- Published 13 Dec 2012
- Updated 10 Nov 2015
Recently I was talking with friends about what role emotion should play in giving decisions. Some said we shouldn't let emotions muddle our thinking.
We're emotional creatures (some more than others). Personally, I'm pretty high on the bleeding-heart scale. One thing I loved about Oxfam is that they do a great job documenting their work in articles and photography, so I could feel really connected to the people they work with. (SCI is also very good at this-ed.) I put their pictures on my wall. I wanted to see their faces."But I want to have an emotional connection to the people I help," another said. I found myself agreeing with both sides.

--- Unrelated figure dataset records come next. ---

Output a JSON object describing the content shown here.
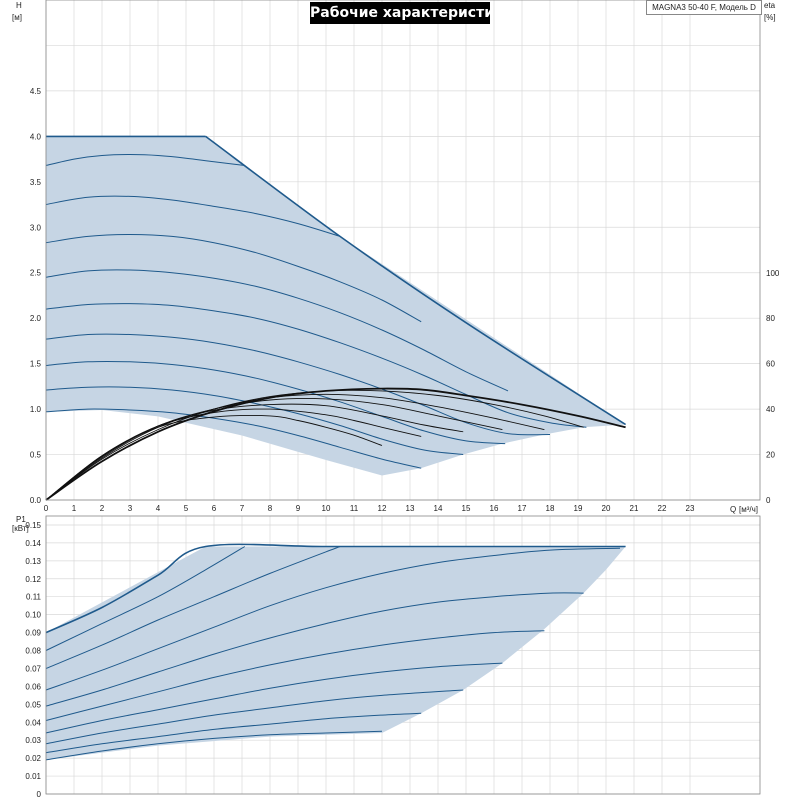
{
  "title": "Рабочие характеристики",
  "model": "MAGNA3 50-40 F, Модель D",
  "colors": {
    "envelope_fill": "#c6d5e4",
    "curve_line": "#1f5a8c",
    "efficiency_line": "#111111",
    "grid": "#d9d9d9"
  },
  "chart_data": [
    {
      "type": "line",
      "name": "head",
      "ylabel": "H",
      "yunit": "[м]",
      "y2label": "eta",
      "y2unit": "[%]",
      "xlabel": "Q",
      "xunit": "[м³/ч]",
      "xlim": [
        0,
        25.5
      ],
      "ylim": [
        0,
        5.5
      ],
      "y2lim": [
        0,
        100
      ],
      "xticks": [
        0,
        1,
        2,
        3,
        4,
        5,
        6,
        7,
        8,
        9,
        10,
        11,
        12,
        13,
        14,
        15,
        16,
        17,
        18,
        19,
        20,
        21,
        22,
        23
      ],
      "yticks": [
        0.0,
        0.5,
        1.0,
        1.5,
        2.0,
        2.5,
        3.0,
        3.5,
        4.0,
        4.5
      ],
      "ytick_labels": [
        "0.0",
        "0.5",
        "1.0",
        "1.5",
        "2.0",
        "2.5",
        "3.0",
        "3.5",
        "4.0",
        "4.5"
      ],
      "y2ticks": [
        0,
        20,
        40,
        60,
        80,
        100
      ],
      "envelope": [
        [
          0,
          4.0
        ],
        [
          5.7,
          4.0
        ],
        [
          10.5,
          2.9
        ],
        [
          20.7,
          0.83
        ],
        [
          19.2,
          0.8
        ],
        [
          17.8,
          0.72
        ],
        [
          16.3,
          0.62
        ],
        [
          14.9,
          0.5
        ],
        [
          13.4,
          0.35
        ],
        [
          12.0,
          0.27
        ],
        [
          10,
          0.44
        ],
        [
          7,
          0.71
        ],
        [
          4,
          0.92
        ],
        [
          2,
          0.99
        ],
        [
          0,
          0.97
        ]
      ],
      "series": [
        {
          "x": [
            0,
            1.5,
            3,
            4.5,
            5.7
          ],
          "y": [
            4.0,
            4.0,
            4.0,
            4.0,
            4.0
          ]
        },
        {
          "x": [
            0,
            1,
            2,
            3,
            4,
            5,
            6,
            7.1
          ],
          "y": [
            3.68,
            3.75,
            3.79,
            3.8,
            3.79,
            3.76,
            3.72,
            3.68
          ]
        },
        {
          "x": [
            0,
            1.5,
            3,
            4.5,
            6,
            7.5,
            9,
            10.5
          ],
          "y": [
            3.25,
            3.33,
            3.34,
            3.3,
            3.23,
            3.15,
            3.04,
            2.9
          ]
        },
        {
          "x": [
            0,
            1.5,
            3,
            4.5,
            6,
            7.5,
            9,
            10.5,
            12,
            13.4
          ],
          "y": [
            2.83,
            2.9,
            2.92,
            2.9,
            2.83,
            2.72,
            2.57,
            2.4,
            2.2,
            1.96
          ]
        },
        {
          "x": [
            0,
            1.5,
            3,
            4.5,
            6,
            7.5,
            9,
            10.5,
            12,
            13.5,
            15,
            16.5
          ],
          "y": [
            2.45,
            2.52,
            2.53,
            2.5,
            2.44,
            2.35,
            2.22,
            2.06,
            1.87,
            1.65,
            1.41,
            1.2
          ]
        },
        {
          "x": [
            0,
            1.5,
            3,
            4.5,
            6,
            7.5,
            9,
            10.5,
            12,
            13.5,
            15,
            16.5,
            18,
            19.3
          ],
          "y": [
            2.1,
            2.15,
            2.16,
            2.14,
            2.08,
            2.0,
            1.88,
            1.73,
            1.56,
            1.37,
            1.16,
            0.96,
            0.85,
            0.8
          ]
        },
        {
          "x": [
            0,
            1.5,
            3,
            4.5,
            6,
            7.5,
            9,
            10.5,
            12,
            13.5,
            15,
            16.5,
            18
          ],
          "y": [
            1.77,
            1.82,
            1.82,
            1.79,
            1.73,
            1.64,
            1.52,
            1.38,
            1.22,
            1.04,
            0.85,
            0.73,
            0.72
          ]
        },
        {
          "x": [
            0,
            1.5,
            3,
            4.5,
            6,
            7.5,
            9,
            10.5,
            12,
            13.5,
            15,
            16.4
          ],
          "y": [
            1.48,
            1.52,
            1.52,
            1.49,
            1.43,
            1.34,
            1.22,
            1.08,
            0.92,
            0.76,
            0.65,
            0.62
          ]
        },
        {
          "x": [
            0,
            1.5,
            3,
            4.5,
            6,
            7.5,
            9,
            10.5,
            12,
            13.5,
            14.9
          ],
          "y": [
            1.21,
            1.24,
            1.24,
            1.21,
            1.15,
            1.06,
            0.95,
            0.82,
            0.67,
            0.55,
            0.5
          ]
        },
        {
          "x": [
            0,
            1.5,
            3,
            4.5,
            6,
            7.5,
            9,
            10.5,
            12,
            13.4
          ],
          "y": [
            0.97,
            1.0,
            0.99,
            0.96,
            0.9,
            0.82,
            0.71,
            0.58,
            0.45,
            0.35
          ]
        }
      ],
      "efficiency_series": [
        {
          "x": [
            0,
            2,
            4,
            6,
            8,
            10,
            12,
            13.5,
            15,
            17,
            19,
            20.7
          ],
          "y": [
            0,
            17,
            30,
            39,
            45,
            48,
            49,
            48.5,
            46,
            42,
            37,
            32
          ]
        },
        {
          "x": [
            0,
            2,
            4,
            6,
            8,
            10,
            12,
            14,
            16,
            17.8,
            19.2
          ],
          "y": [
            0,
            18,
            31,
            40,
            45.5,
            48,
            48,
            46,
            42,
            37,
            32
          ]
        },
        {
          "x": [
            0,
            2,
            4,
            6,
            8,
            10,
            12,
            14,
            16,
            17.8
          ],
          "y": [
            0,
            18.5,
            32,
            40,
            45,
            46.5,
            45,
            41,
            36,
            31
          ]
        },
        {
          "x": [
            0,
            2,
            4,
            6,
            8,
            10,
            12,
            14,
            16.3
          ],
          "y": [
            0,
            19,
            32.5,
            40,
            44,
            44.5,
            42,
            37,
            31
          ]
        },
        {
          "x": [
            0,
            2,
            4,
            6,
            8,
            10,
            12,
            13.5,
            14.9
          ],
          "y": [
            0,
            19,
            32.5,
            39.5,
            42,
            41.5,
            37,
            33,
            30
          ]
        },
        {
          "x": [
            0,
            2,
            4,
            6,
            8,
            10,
            11,
            12,
            13.4
          ],
          "y": [
            0,
            19.5,
            32.5,
            38.5,
            40,
            37.5,
            35,
            32,
            28
          ]
        },
        {
          "x": [
            0,
            2,
            4,
            6,
            8,
            9,
            10,
            11,
            12
          ],
          "y": [
            0,
            19.5,
            32,
            36.5,
            37,
            35,
            32,
            28.5,
            24
          ]
        }
      ]
    },
    {
      "type": "line",
      "name": "power",
      "ylabel": "P1",
      "yunit": "[кВт]",
      "xlim": [
        0,
        25.5
      ],
      "ylim": [
        0,
        0.155
      ],
      "yticks": [
        0,
        0.01,
        0.02,
        0.03,
        0.04,
        0.05,
        0.06,
        0.07,
        0.08,
        0.09,
        0.1,
        0.11,
        0.12,
        0.13,
        0.14,
        0.15
      ],
      "ytick_labels": [
        "0",
        "0.01",
        "0.02",
        "0.03",
        "0.04",
        "0.05",
        "0.06",
        "0.07",
        "0.08",
        "0.09",
        "0.10",
        "0.11",
        "0.12",
        "0.13",
        "0.14",
        "0.15"
      ],
      "envelope": [
        [
          0,
          0.09
        ],
        [
          5.7,
          0.138
        ],
        [
          20.7,
          0.138
        ],
        [
          20,
          0.125
        ],
        [
          19.2,
          0.112
        ],
        [
          17.8,
          0.092
        ],
        [
          16.3,
          0.073
        ],
        [
          14.9,
          0.058
        ],
        [
          13.4,
          0.045
        ],
        [
          12.0,
          0.034
        ],
        [
          8,
          0.032
        ],
        [
          4,
          0.027
        ],
        [
          0,
          0.019
        ]
      ],
      "series": [
        {
          "x": [
            0,
            2,
            4,
            5.7,
            10,
            15,
            20.7
          ],
          "y": [
            0.09,
            0.104,
            0.122,
            0.138,
            0.138,
            0.138,
            0.138
          ]
        },
        {
          "x": [
            0,
            2,
            4,
            5.7,
            7.1
          ],
          "y": [
            0.08,
            0.095,
            0.11,
            0.125,
            0.138
          ]
        },
        {
          "x": [
            0,
            2,
            4,
            6,
            8,
            10.5
          ],
          "y": [
            0.07,
            0.083,
            0.097,
            0.11,
            0.123,
            0.138
          ]
        },
        {
          "x": [
            0,
            2,
            4,
            6,
            8,
            10,
            12,
            14,
            16,
            18,
            20.5
          ],
          "y": [
            0.058,
            0.069,
            0.081,
            0.093,
            0.105,
            0.115,
            0.123,
            0.129,
            0.133,
            0.136,
            0.137
          ]
        },
        {
          "x": [
            0,
            2,
            4,
            6,
            8,
            10,
            12,
            14,
            16,
            18,
            19.2
          ],
          "y": [
            0.049,
            0.058,
            0.068,
            0.078,
            0.087,
            0.095,
            0.102,
            0.107,
            0.11,
            0.112,
            0.112
          ]
        },
        {
          "x": [
            0,
            2,
            4,
            6,
            8,
            10,
            12,
            14,
            16,
            17.8
          ],
          "y": [
            0.041,
            0.049,
            0.057,
            0.065,
            0.072,
            0.078,
            0.083,
            0.087,
            0.09,
            0.091
          ]
        },
        {
          "x": [
            0,
            2,
            4,
            6,
            8,
            10,
            12,
            14,
            16.3
          ],
          "y": [
            0.034,
            0.041,
            0.047,
            0.053,
            0.059,
            0.064,
            0.068,
            0.071,
            0.073
          ]
        },
        {
          "x": [
            0,
            2,
            4,
            6,
            8,
            10,
            12,
            14.9
          ],
          "y": [
            0.028,
            0.034,
            0.039,
            0.044,
            0.048,
            0.052,
            0.055,
            0.058
          ]
        },
        {
          "x": [
            0,
            2,
            4,
            6,
            8,
            10,
            12,
            13.4
          ],
          "y": [
            0.023,
            0.028,
            0.032,
            0.036,
            0.039,
            0.042,
            0.044,
            0.045
          ]
        },
        {
          "x": [
            0,
            2,
            4,
            6,
            8,
            10,
            12
          ],
          "y": [
            0.019,
            0.024,
            0.028,
            0.031,
            0.033,
            0.034,
            0.035
          ]
        }
      ]
    }
  ]
}
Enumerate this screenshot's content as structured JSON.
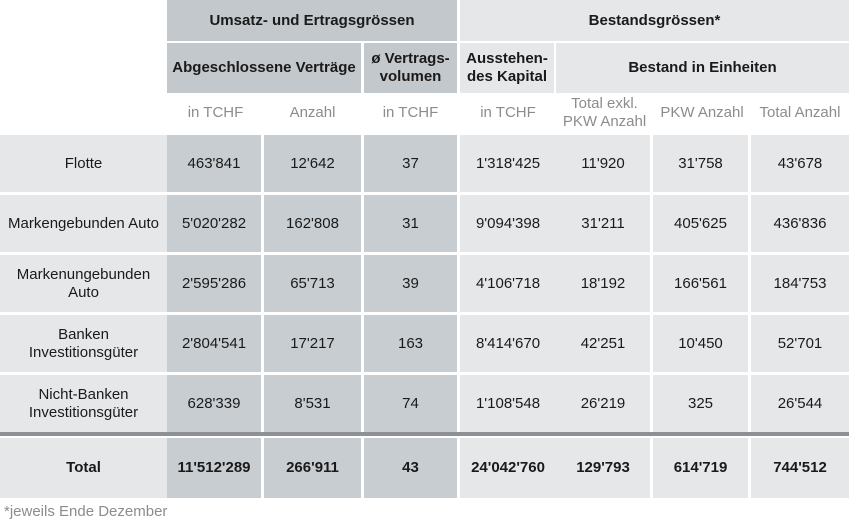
{
  "header": {
    "group1": "Umsatz- und Ertragsgrössen",
    "group2": "Bestandsgrössen*",
    "abgeschlossene": "Abgeschlossene Verträge",
    "vertragsvolumen": "ø Vertrags-volumen",
    "ausstehendes": "Ausstehen-des Kapital",
    "bestand": "Bestand in Einheiten"
  },
  "units": {
    "c1": "in TCHF",
    "c2": "Anzahl",
    "c3": "in TCHF",
    "c4": "in TCHF",
    "c5": "Total exkl. PKW Anzahl",
    "c6": "PKW Anzahl",
    "c7": "Total Anzahl"
  },
  "rows": [
    {
      "label": "Flotte",
      "v": [
        "463'841",
        "12'642",
        "37",
        "1'318'425",
        "11'920",
        "31'758",
        "43'678"
      ]
    },
    {
      "label": "Markengebunden Auto",
      "v": [
        "5'020'282",
        "162'808",
        "31",
        "9'094'398",
        "31'211",
        "405'625",
        "436'836"
      ]
    },
    {
      "label": "Markenungebunden Auto",
      "v": [
        "2'595'286",
        "65'713",
        "39",
        "4'106'718",
        "18'192",
        "166'561",
        "184'753"
      ]
    },
    {
      "label": "Banken Investitionsgüter",
      "v": [
        "2'804'541",
        "17'217",
        "163",
        "8'414'670",
        "42'251",
        "10'450",
        "52'701"
      ]
    },
    {
      "label": "Nicht-Banken Investitionsgüter",
      "v": [
        "628'339",
        "8'531",
        "74",
        "1'108'548",
        "26'219",
        "325",
        "26'544"
      ]
    }
  ],
  "total": {
    "label": "Total",
    "v": [
      "11'512'289",
      "266'911",
      "43",
      "24'042'760",
      "129'793",
      "614'719",
      "744'512"
    ]
  },
  "footnote": "*jeweils Ende Dezember"
}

Of course, I don't want to choose a cause based on how emotionally connected I already am to it. I don't want to pass up an excellent opportunity to help because I felt more pulled to a less effective cause. When it comes to choosing a cause, I want to act based on information, not sentiment. At the end of the year I'll reevaluate which charities to support, and I don't want to be muddled when I do that.
But once I've chosen a cause, I give myself permission to fall in love with it. What I care about, after all, is not the cause itself but the human lives at stake. (For you, it might be animal lives as well, or the lives of people not yet born. But you get the idea.) So I look for a way to connect. (For example, seeing how DtW help the individuals they treat here-ed.)
Against Malaria Foundation posts photos of most of its bednet distributions. It's a way to document that they're doing what they say they are - but for me, it's also a chance to see the human face of the work they do. The work I help them do.
Seeing her face is a way of overcoming the blind chance that put me in the US and her in Mali. It's a way of making us neighbours.
It's hard to feel warm and fuzzy about our donations going to dozens of distribution points around the world. We didn't evolve to feel an emotional glow about numbers. It can feel like we're sending money into some kind of oblivion. It's hard to feel motivated about that.
That's why I imagine it going to her. I imagine how glad her family will be to see her reach her eighth birthday, eleventh birthday, twentieth birthday. I imagine all the things she can do now that she's not sick. That kind of glow is what my heart was made for.